Here is a prayer to fix in your memory and reflect upon each time you light a candle and say a prayer to our Lord Jesus Christ. You are setting a flame before Him which represents the warmth of affection for God. Is it really burning love, or just some gesture your parents taught you to perform upon entering the church? Or may it be that some resentment in your heart for an unanswered prayer keeps you from complete adoration. It can be that you walk about under an invisible cloud of depression or doubt, or guilt over some sin that you cannot eradicate from your soul.
By the light cast from the candle onto the icon you see in His eyes the gaze into your soul’s depths. Do you want to acknowledge what you know is there and which is known to Him as well? Can the Lord recognize His image mirrored from your heart? Or is there a dark spot you prefer to hide from Him, like Adam concealing himself in the bushes of Eden, as though he could keep the Lord from seeing his shameful act?
Do you truly love the Lord with all your heart, and all your mind, or is there something or even somebody more important to you than He? When you pay attention to the prayers you recite, you realize they are challenges put to yourself. They give us pause to meditate on the gap between the person we are and the one we are intended to be.
When asked by people of other faiths if we “still” light candles, we reply, “Of course we do.” We “still” keep the traditions of our honored ancestors in the true faith not because we are antiquarians, but because these customs have never lost their potency as catalysts uniting us with God. Centuries before Princess Diane’s funeral hymn by Elton John, when he sung about a candle in the wind, Orthodox Christians have known the meaning of standing firm in a hurricane of unbelief holding onto the flame of faith in a world bent on blowing out the light of Christ and celebrating the darkness. Each Pascha night all believers light thin tapers that join the other candles in a glow of light uniting us on earth with the saints, the angels, and the Lord Himself. We all feel their precious presence in our hearts. We know the emotion of filling the blackness of the Church with the illumination from hundreds of candles, to go in search of the living Lord outside in the night’s darkness where an unfriendly world works its will on our feeble attempts to protect the light. We cherish the mutual concern which goes on sharing the flame with one another taking light from light.
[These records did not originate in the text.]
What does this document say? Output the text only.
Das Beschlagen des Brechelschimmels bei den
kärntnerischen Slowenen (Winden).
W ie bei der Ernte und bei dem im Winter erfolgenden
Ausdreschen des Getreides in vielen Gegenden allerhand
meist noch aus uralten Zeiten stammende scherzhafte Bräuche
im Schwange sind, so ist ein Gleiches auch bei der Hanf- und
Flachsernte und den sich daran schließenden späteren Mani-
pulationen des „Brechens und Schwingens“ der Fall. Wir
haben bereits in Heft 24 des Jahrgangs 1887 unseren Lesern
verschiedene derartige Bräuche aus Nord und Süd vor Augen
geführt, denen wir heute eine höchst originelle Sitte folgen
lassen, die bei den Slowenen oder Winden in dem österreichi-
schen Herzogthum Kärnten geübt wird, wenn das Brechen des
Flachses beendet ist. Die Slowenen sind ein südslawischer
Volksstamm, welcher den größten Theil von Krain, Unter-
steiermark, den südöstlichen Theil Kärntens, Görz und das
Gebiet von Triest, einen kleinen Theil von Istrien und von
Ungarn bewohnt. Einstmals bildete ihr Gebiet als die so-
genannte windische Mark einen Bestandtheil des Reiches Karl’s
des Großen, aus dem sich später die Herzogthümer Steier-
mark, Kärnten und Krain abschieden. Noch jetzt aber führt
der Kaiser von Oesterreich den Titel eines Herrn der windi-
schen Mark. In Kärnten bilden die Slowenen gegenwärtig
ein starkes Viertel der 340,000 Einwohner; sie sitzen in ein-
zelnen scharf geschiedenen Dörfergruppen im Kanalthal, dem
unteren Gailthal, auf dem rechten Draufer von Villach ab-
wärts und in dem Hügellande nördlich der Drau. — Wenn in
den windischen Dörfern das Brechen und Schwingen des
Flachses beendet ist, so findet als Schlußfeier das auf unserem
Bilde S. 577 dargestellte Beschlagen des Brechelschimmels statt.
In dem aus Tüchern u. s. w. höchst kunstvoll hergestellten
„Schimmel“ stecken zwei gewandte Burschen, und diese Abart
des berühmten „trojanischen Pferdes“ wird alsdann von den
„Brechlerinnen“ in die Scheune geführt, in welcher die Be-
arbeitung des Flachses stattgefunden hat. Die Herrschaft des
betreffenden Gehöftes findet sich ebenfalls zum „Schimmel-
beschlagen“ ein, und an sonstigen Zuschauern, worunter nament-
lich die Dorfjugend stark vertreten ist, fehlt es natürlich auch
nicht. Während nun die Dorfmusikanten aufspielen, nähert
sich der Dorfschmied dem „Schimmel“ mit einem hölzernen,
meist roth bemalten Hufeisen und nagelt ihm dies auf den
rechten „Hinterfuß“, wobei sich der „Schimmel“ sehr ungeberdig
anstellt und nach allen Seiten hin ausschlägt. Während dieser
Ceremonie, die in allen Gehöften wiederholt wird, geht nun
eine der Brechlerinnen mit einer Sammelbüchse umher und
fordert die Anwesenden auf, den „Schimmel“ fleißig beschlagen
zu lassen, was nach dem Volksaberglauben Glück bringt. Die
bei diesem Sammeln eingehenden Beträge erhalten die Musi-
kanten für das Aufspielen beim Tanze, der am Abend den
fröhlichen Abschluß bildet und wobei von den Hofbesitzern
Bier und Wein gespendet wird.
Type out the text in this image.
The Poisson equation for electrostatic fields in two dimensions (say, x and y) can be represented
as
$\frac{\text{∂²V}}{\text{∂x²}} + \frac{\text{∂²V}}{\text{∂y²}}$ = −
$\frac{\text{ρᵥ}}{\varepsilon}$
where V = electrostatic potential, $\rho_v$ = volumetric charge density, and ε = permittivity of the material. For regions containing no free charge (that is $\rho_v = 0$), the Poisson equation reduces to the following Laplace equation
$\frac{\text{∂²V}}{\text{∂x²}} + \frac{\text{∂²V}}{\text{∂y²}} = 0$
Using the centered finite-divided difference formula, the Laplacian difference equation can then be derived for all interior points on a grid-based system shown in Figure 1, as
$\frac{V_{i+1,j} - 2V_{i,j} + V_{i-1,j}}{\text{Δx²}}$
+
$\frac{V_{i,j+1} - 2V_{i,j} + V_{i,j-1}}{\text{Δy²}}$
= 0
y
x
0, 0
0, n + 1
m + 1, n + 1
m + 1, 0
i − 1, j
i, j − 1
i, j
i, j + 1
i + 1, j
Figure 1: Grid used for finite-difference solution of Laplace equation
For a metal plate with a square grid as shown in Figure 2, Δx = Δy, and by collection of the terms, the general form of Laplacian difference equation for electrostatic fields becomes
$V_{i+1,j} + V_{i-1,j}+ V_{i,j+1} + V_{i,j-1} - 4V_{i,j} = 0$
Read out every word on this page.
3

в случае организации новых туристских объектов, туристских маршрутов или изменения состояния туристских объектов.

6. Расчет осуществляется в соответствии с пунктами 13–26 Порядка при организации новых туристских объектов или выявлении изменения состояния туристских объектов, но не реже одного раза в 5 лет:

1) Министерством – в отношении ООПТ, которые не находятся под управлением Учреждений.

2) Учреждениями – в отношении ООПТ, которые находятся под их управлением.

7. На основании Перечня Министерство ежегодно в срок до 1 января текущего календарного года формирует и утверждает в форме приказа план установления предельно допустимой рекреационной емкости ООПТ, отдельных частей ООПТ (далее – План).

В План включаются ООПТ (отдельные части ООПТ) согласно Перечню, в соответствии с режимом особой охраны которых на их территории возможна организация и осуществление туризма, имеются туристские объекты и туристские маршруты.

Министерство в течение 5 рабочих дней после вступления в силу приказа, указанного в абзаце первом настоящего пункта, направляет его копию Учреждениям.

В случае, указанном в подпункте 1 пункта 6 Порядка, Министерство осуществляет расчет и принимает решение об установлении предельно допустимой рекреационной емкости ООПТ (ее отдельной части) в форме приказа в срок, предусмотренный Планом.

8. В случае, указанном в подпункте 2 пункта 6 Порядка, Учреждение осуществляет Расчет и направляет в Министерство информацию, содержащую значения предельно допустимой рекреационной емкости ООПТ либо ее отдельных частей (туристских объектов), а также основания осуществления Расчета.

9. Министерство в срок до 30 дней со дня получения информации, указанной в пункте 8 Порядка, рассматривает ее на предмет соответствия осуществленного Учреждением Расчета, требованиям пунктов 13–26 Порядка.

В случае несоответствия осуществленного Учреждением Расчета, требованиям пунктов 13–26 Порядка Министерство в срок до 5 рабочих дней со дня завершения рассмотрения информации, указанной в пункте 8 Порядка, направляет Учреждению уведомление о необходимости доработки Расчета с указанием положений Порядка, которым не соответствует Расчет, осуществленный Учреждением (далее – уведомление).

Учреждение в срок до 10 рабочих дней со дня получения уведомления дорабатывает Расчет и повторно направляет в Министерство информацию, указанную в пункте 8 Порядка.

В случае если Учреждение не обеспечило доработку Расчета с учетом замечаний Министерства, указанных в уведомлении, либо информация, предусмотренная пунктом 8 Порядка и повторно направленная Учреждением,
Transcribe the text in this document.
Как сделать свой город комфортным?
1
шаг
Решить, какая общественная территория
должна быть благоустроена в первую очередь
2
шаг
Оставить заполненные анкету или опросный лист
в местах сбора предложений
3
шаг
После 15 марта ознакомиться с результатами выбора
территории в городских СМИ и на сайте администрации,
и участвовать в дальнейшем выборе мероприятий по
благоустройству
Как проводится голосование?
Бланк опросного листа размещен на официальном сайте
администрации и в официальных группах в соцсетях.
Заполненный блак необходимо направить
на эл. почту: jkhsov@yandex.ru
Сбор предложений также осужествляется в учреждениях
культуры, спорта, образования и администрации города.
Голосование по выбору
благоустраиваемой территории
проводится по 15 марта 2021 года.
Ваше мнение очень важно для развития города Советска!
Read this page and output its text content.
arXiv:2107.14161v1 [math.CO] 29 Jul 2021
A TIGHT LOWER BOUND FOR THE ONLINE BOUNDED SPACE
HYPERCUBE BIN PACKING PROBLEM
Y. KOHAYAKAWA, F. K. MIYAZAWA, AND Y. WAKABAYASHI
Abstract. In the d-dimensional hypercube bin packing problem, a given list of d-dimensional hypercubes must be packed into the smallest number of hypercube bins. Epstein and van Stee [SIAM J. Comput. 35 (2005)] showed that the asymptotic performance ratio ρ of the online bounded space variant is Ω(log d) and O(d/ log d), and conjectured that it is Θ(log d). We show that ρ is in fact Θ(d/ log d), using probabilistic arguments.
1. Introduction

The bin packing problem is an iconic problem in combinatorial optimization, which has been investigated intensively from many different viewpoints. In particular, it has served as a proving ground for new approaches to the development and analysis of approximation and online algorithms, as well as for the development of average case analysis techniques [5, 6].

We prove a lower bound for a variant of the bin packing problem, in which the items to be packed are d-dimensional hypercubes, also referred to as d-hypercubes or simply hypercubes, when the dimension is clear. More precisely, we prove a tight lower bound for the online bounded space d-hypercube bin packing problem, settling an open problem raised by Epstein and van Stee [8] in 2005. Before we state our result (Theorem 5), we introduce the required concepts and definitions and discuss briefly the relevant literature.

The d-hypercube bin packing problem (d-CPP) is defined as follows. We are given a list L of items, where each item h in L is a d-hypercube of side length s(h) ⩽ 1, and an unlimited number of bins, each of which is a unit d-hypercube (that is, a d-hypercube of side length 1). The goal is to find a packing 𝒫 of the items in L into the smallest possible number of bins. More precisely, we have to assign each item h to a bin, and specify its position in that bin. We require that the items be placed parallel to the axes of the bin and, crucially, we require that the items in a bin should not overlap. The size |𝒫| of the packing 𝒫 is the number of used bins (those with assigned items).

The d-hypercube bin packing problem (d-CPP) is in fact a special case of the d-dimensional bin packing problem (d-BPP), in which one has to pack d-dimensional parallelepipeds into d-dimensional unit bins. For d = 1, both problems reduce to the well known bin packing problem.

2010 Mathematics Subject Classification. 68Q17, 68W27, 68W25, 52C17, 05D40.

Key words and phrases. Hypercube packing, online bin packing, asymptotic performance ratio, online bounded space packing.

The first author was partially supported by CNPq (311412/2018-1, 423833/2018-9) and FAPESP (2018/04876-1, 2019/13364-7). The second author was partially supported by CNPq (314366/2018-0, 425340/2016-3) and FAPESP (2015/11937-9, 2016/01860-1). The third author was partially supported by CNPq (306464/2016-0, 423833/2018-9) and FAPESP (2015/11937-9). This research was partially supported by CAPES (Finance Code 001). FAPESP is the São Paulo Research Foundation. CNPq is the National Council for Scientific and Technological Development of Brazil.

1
Finally we realize that it’s not candles but our souls which God fashioned to hold the spiritual fire of love for Him and for all that He created. Look closely at a true icon and notice that the origin of light comes not from an external source, but from within. Moses returning from Mount Sinai glowed with the same intensity which the three apostles witnessed on the Transfiguration mountain. The candle you place before the Lord is a metaphor of the fire and light within your soul. Your whole life’s purpose is to intensify its warmth and illumination.